Image: Courtesy Jeremy Bittermann
In 2014, when San Francisco–based Airbnb decided to set up a new customer service center in Portland, the company hired Bora Architects (formerly Boora) to design a space in Old Town. The “CX Hub” became one of the first of a wave of enviable tech offices in town. Bora’s Michael Tingley tells us how his firm reinvented the call center.
What’s different about this office from other projects you’ve worked on?
Airbnb was really intentional about creating an environment to not feel like a call center. So one of the first things was to not consider it a place where you sat at a desk and put partitions around you, creating the awful environment from the Dilbert cartoons. In some respects, this environment feels like the antithesis of an office.
How did you cut down on ambient noise?
It’s a challenge with phone calls because people don’t hear their own voices, so they tend to speak louder. And then everybody in the environment is speaking loud to make sure they’re heard. Airbnb has advanced headset technology with a masking system in the microphone that helps cut out noise coming in from the periphery. And it also projects your own voice through your headphones, so you’re less likely to raise your voice.
Did the space itself help with that, too?
We were basically looking for materials that will absorb sound. In an office environment, the two best surfaces to do that are the ceiling and the floor. In big, open environments, the walls are not very effective. So we installed cotton padding in the ceiling and walls. The floor was all hardwood, and Airbnb wanted to keep that, so we put in area rugs, and also a whole series of nooks that are felt lined.

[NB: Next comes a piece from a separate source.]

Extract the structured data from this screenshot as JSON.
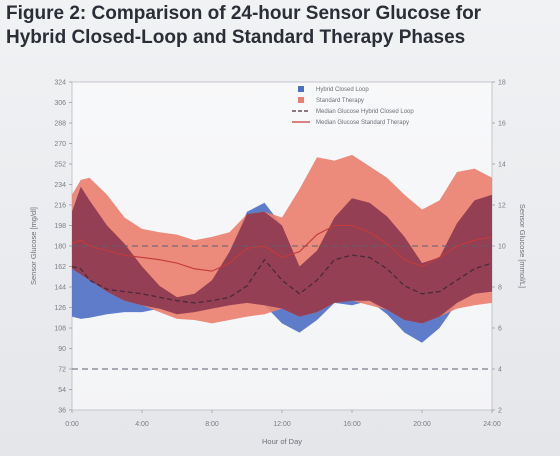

This space uses an open floor plan sprinkled with different nooks and crannies modeled after actual Airbnb properties. How does that help?
Creating a variety of settings and giving people choice is becoming a pretty consistent thing in office environments. The fact that so many people work on laptops, it gives people the flexibility to find a space to suit their mood or where they can interact with other people spontaneously. I would characterize it as part of the “Starbucks phenomenon.” You see people at coffee shops all the time, working away at something alone, but they want an environment where they’ve got other people around them and it feels relaxed.